My brother & SIL are having a party next month for their 25th wedding anniversary and I am going to the party.
My question is: do I bring a gift? The only other anniversary party I’ve ever been to was my grandparents’ 50th and I was still in college and did not bring a gift.
My stepsister and I took my dad & stepmom out to dinner to celebrate their 25th anniversary. So I guess that was sort of a gift in that we paid for dinner.
But I’m really not sure what’s normal. It’s not a fancy party. But I’d rather err on the side of getting them a gift.
I’ve never given my siblings an anniversary gift. Are they doing anything else to celebrate? I think for my parents’ 50th we all gave money towards a cruise they wanted to take. We also hosted the party.
going to a party for a 25th anniversary - would definitely bring a gift, even if just a bottle of nice wine.
Just going to someone’s home for dinner I would bring a gift.
I wasn’t even invited to my brother’s wedding so doubtful I’d be invited to an anniversary party. Plus, neither him nor his wife drinks so bringing a bottle of wine would be … something other than a gift.
I will add that I think there’s an implied covenant of reciprocity.
If I gave my bro a gift a few times and he never gave me one back, then my gifting would diminish. And it doesn’t have to be equal necessarily (my sibs make less than fellow money), but reciprocity of some sort cannot be ignored.
I am not remotely thinking about reciprocity. They are very much in love and have been for the last 31 years. Not everyone is lucky enough to find the love of their life at age 15/16 like they did. (Started dating at 15/16, married at 20/21, 25th anniversary at 45/46)
There’s a big gap between keeping score and recognizing that some people take and never give.
I’m a giver. I don’t need to be given anything, it’s not important to me. But if I’m the only one doing the emotional work of appreciation in a relationship, in whatever form that takes, eventually I am depleted.
It’s acceptable to recognize that you put more value into a relationship than someone else does, and taking a step back to match their investment.
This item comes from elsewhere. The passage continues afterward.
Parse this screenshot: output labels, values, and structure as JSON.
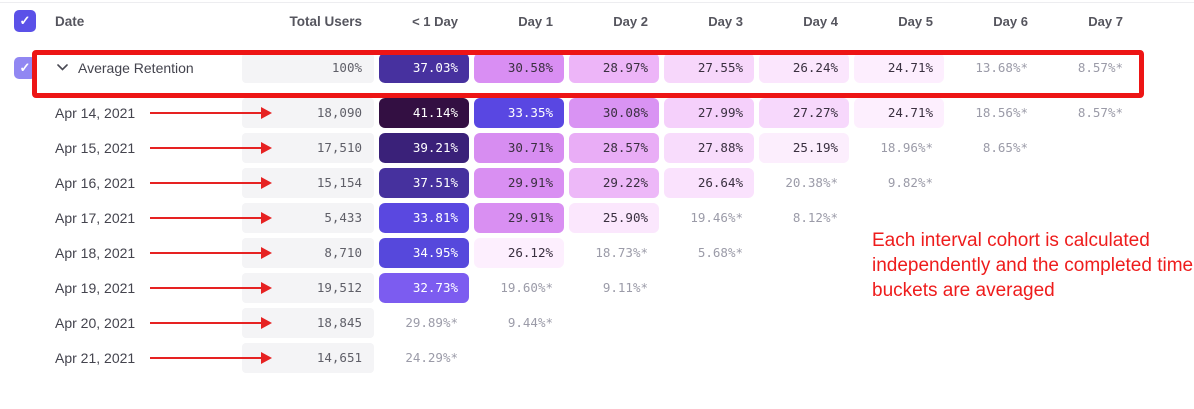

As an example, I give quilts to people. I don’t expect anyone to give me a quilt. But if I know someone shows appreciation by writing handmade notes of thanks and I never get one from them, I’m going to assume they don’t value me the way I value them. Similarly, if someone on my team left and didn’t get a quilt (even everyone else has), and I’m fully capable of making them one, it’s logical to conclude that they aren’t as meaningful to me.